There are many ways that a relationship can dwindle with a blogger in our quickly evolving world of content marketing. This could be an article that is off topic, low quality, or a number of other reasons. The quickest way to lose business or a relationship is by immediately linking to a bad neighborhood site. The repercussions could range from a variety of things and the worst-case scenario is losing a valued contact and future guest posts because of impatience. If this site is in a network of sites, you could potentially be blacklisted for that one link. Build your relationship on the basis of good content with the only motivation being adding value to the site.
Bloggers oftentimes have ideas that they want to come to fruition in blog posts. Not all bloggers have time to write multiple posts a day and keep their blog up on all of the latest news. Usually the blogger will accept your guest post with a link after writing a story for them but not all of the time. Your relationship farm takes different amounts of planting before you can cultivate (see what I did there) the fruits of your labor.

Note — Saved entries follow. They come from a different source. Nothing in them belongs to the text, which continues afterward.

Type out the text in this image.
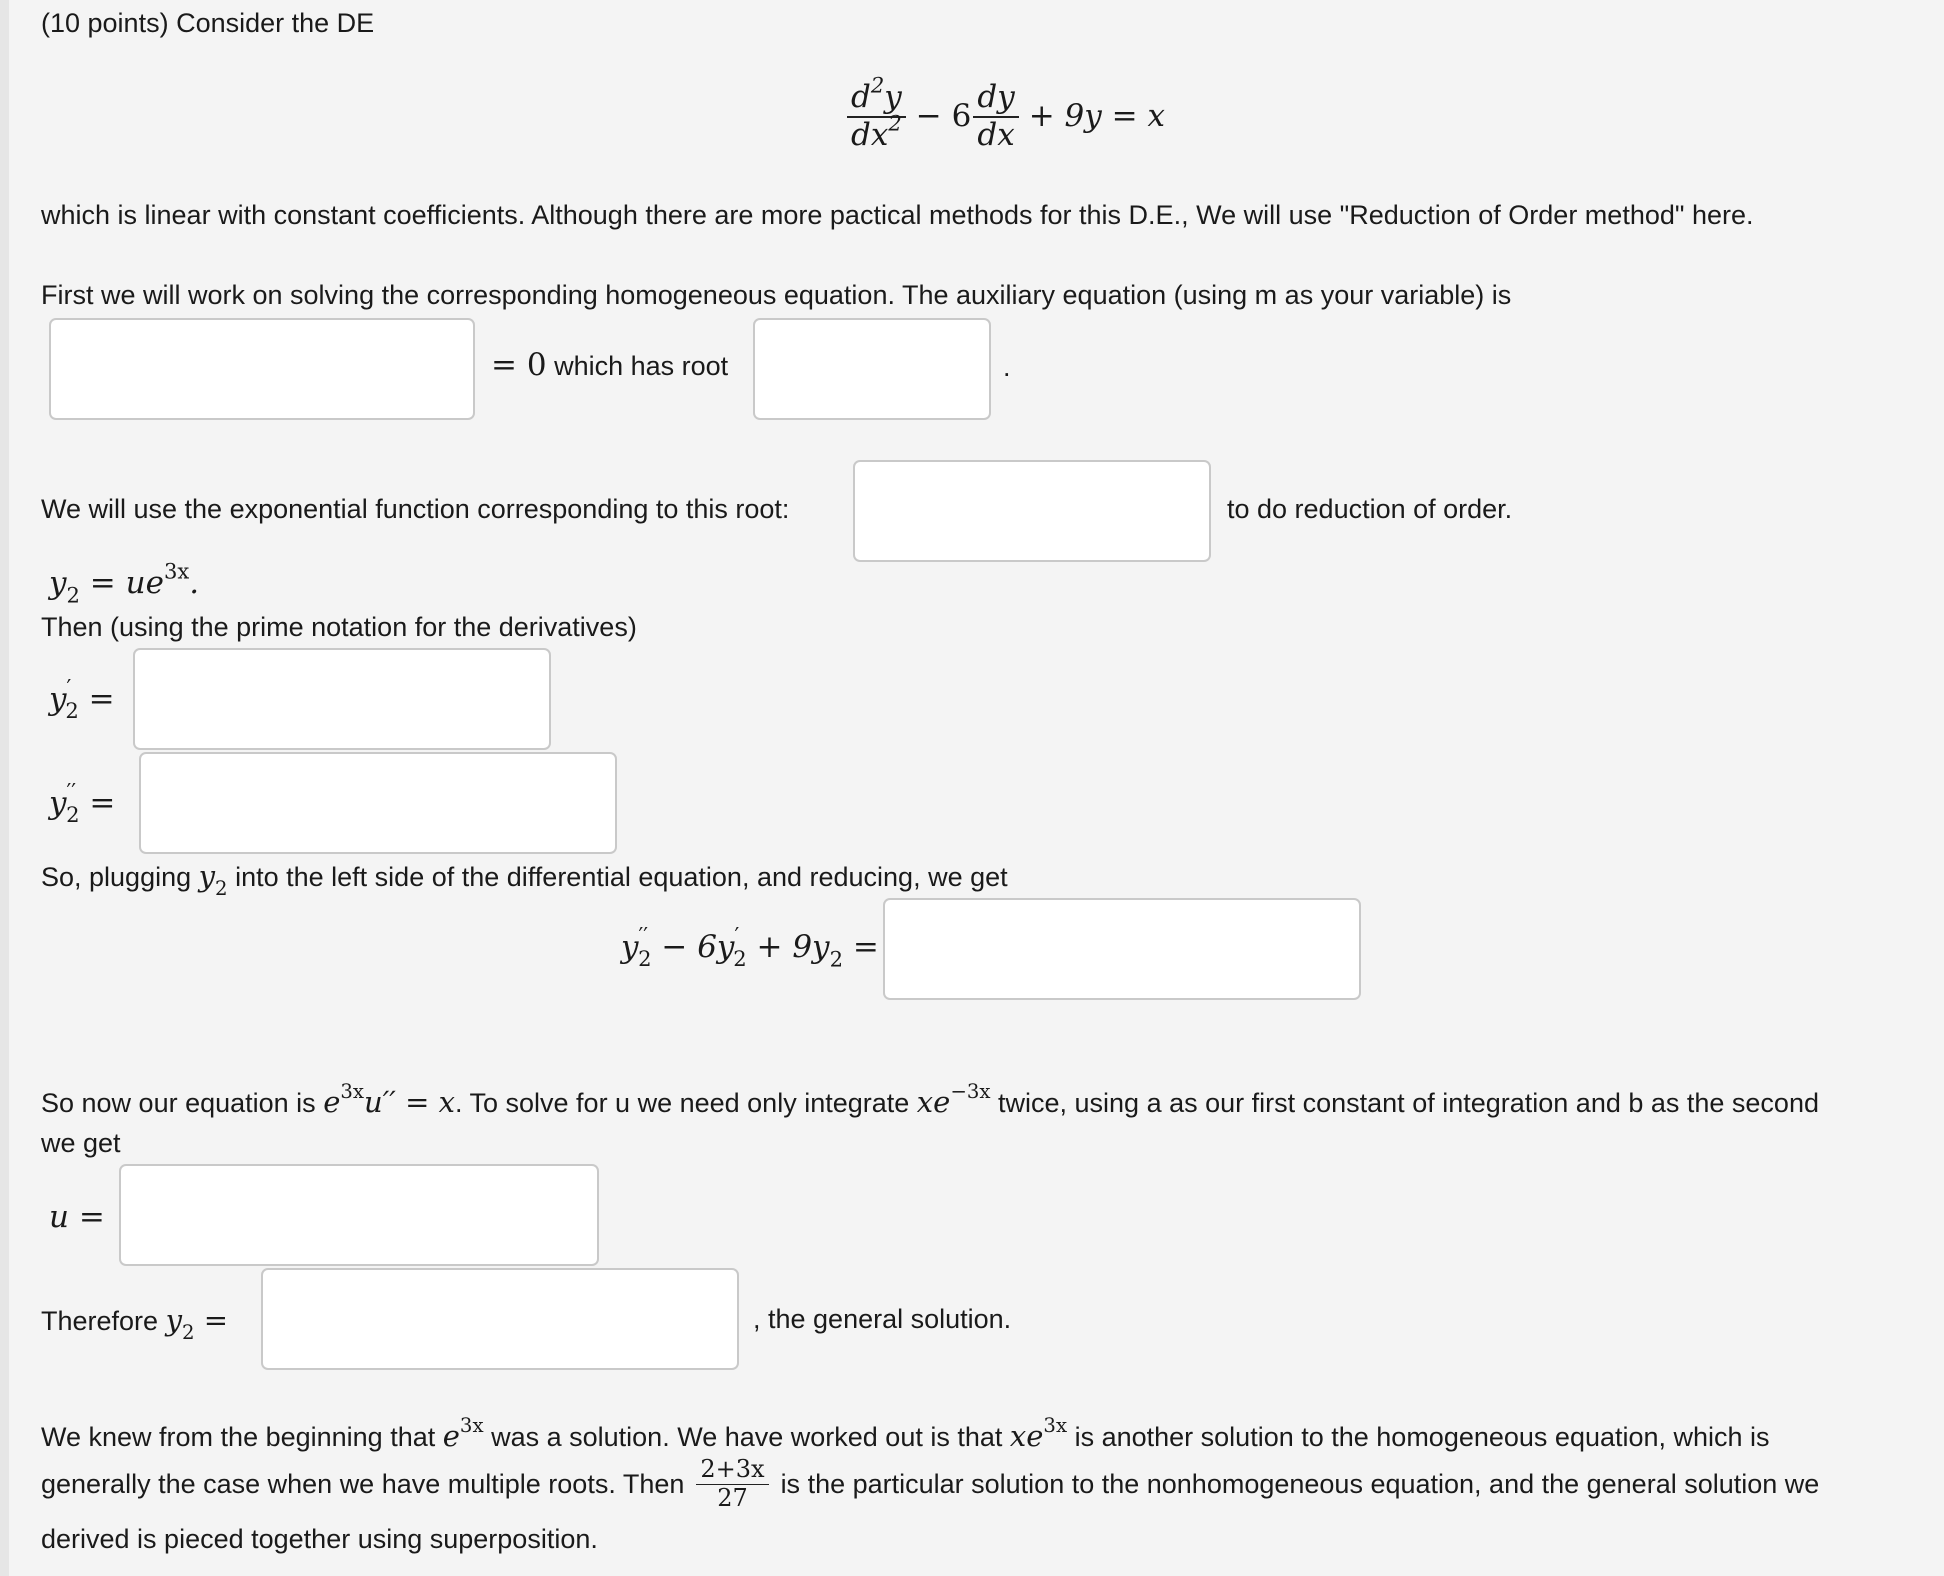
(10 points) Consider the DE
$\frac{d^2y}{dx^2} - 6 \frac{dy}{dx} + 9y = x$
which is linear with constant coefficients. Although there are more pactical methods for this D.E., We will use "Reduction of Order method" here.
First we will work on solving the corresponding homogeneous equation. The auxiliary equation (using m as your variable) is
= 0 which has root	.
We will use the exponential function corresponding to this root:	to do reduction of order.
$y_2 = ue^{3x}$.
Then (using the prime notation for the derivatives)
$y'_2$ =
$y''_2$ =
So, plugging $y_2$ into the left side of the differential equation, and reducing, we get
$y''_2 - 6y'_2 + 9y_2$ =
So now our equation is $e^{3x}u'' = x$. To solve for u we need only integrate $xe^{-3x}$ twice, using a as our first constant of integration and b as the second
we get
u =
Therefore $y_2$ =	, the general solution.
We knew from the beginning that $e^{3x}$ was a solution. We have worked out is that $xe^{3x}$ is another solution to the homogeneous equation, which is
generally the case when we have multiple roots. Then $\frac{2+3x}{27}$ is the particular solution to the nonhomogeneous equation, and the general solution we
derived is pieced together using superposition.
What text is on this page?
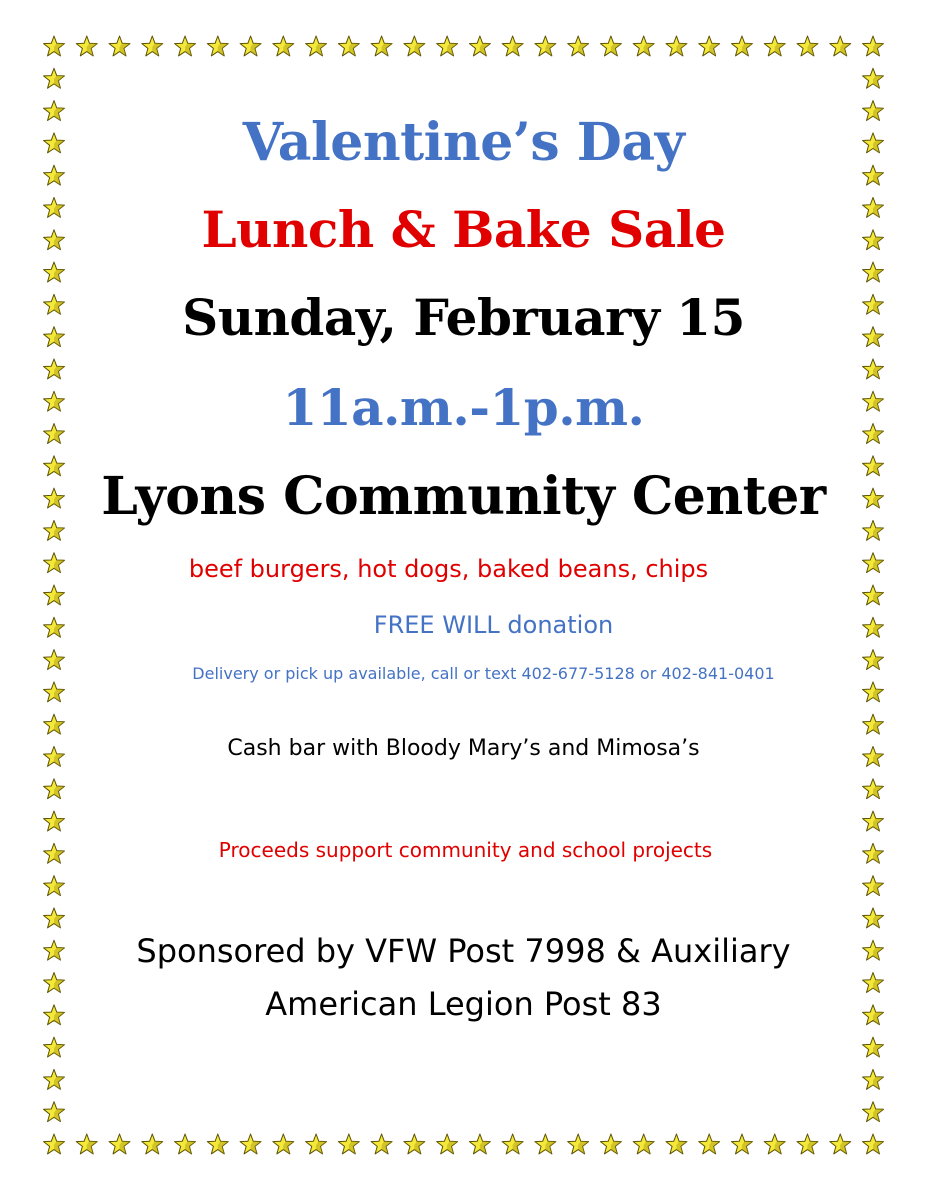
Valentine’s Day
Lunch & Bake Sale

Sunday, February 15

11a.m.-1p.m.

Lyons Community Center

beef burgers, hot dogs, baked beans, chips

FREE WILL donation

Delivery or pick up available, call or text 402-677-5128 or 402-841-0401

Cash bar with Bloody Mary’s and Mimosa’s

Proceeds support community and school projects

Sponsored by VFW Post 7998 & Auxiliary

American Legion Post 83
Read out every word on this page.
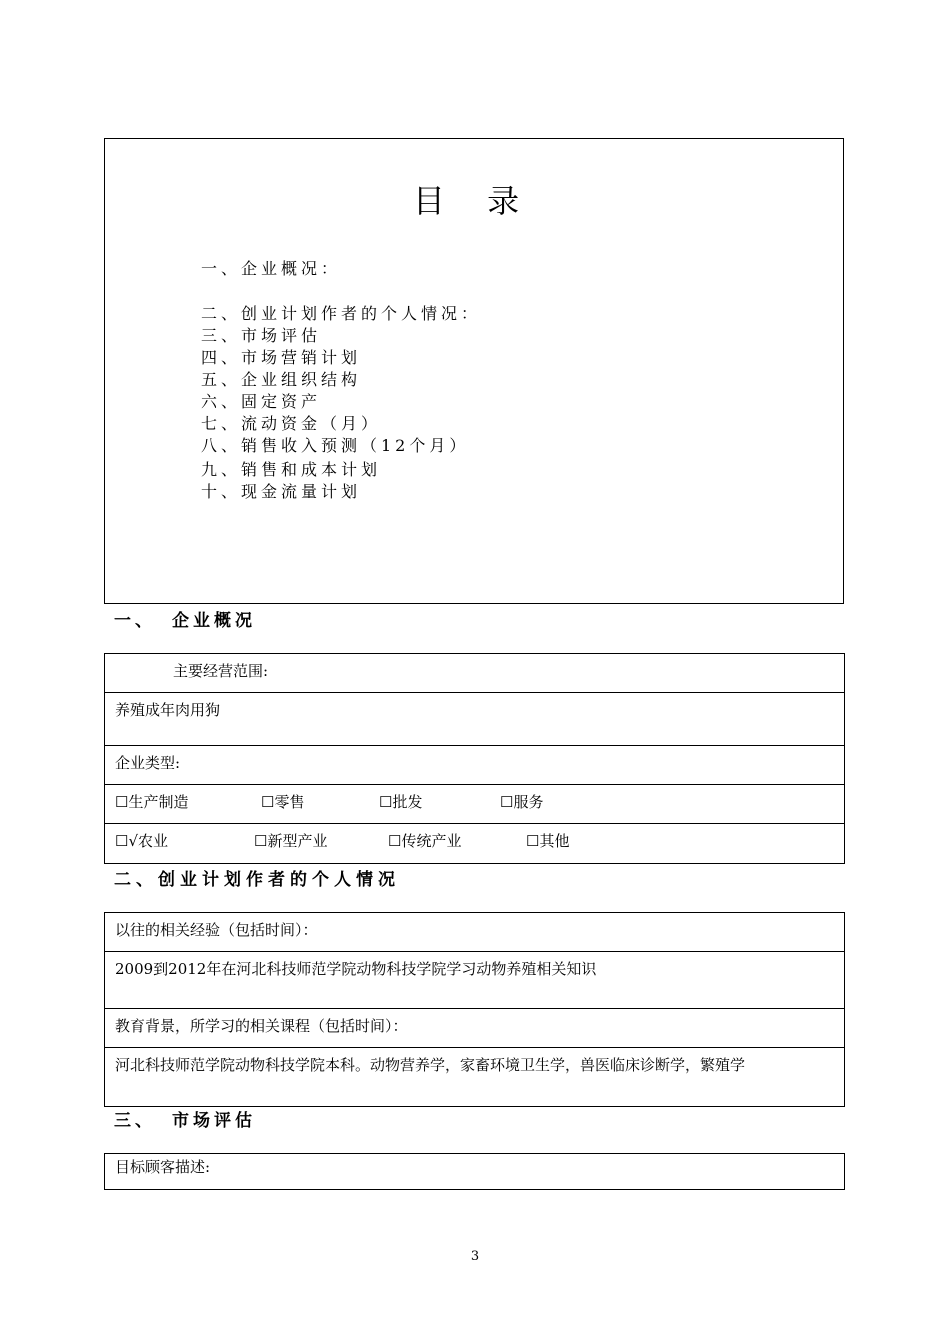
目 录
一、企业概况：
二、创业计划作者的个人情况：
三、市场评估
四、市场营销计划
五、企业组织结构
六、固定资产
七、流动资金（月）
八、销售收入预测（12个月）
九、销售和成本计划
十、现金流量计划
一、 企业概况
主要经营范围:
养殖成年肉用狗
企业类型:
☐生产制造	☐零售	☐批发	☐服务
☐√农业	☐新型产业	☐传统产业	☐其他
二、创业计划作者的个人情况
以往的相关经验（包括时间）：
2009到2012年在河北科技师范学院动物科技学院学习动物养殖相关知识
教育背景，所学习的相关课程（包括时间）：
河北科技师范学院动物科技学院本科。动物营养学，家畜环境卫生学，兽医临床诊断学，繁殖学
三、 市场评估
目标顾客描述:
3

When doing connections, being upgraded to publisher status has become somewhat of a holy grail. Personally, I have been upgraded to this “instapost” status in a few occasions when I started out by submitting articles for approval that had no links. Once the site owner had established and knew that I was a valuable contributor who wasn’t trying to take advantage, I was given publisher status. That being said I still did not put a link in every post that I published on this site. After getting this status, it is also important to tow the line and try not to stretch off-topic content onto the site with links that can damage their SEO ranking.
For everyone who is in connections, managing your relationships should be at the forefront of your strategy to build links. A relationship with a blogger can lead to a lifetime of links in the future. This is much more valuable than a site where you can automatically attain publisher status because sooner or later the spammers will ruin that site’s Alexa and Google PR. Giving bloggers posts without links can help build this relationship more than any number of emails and tweets could. Many times this is much faster as well, the couple hours you spend writing the post can save you days of work over the course of a work year.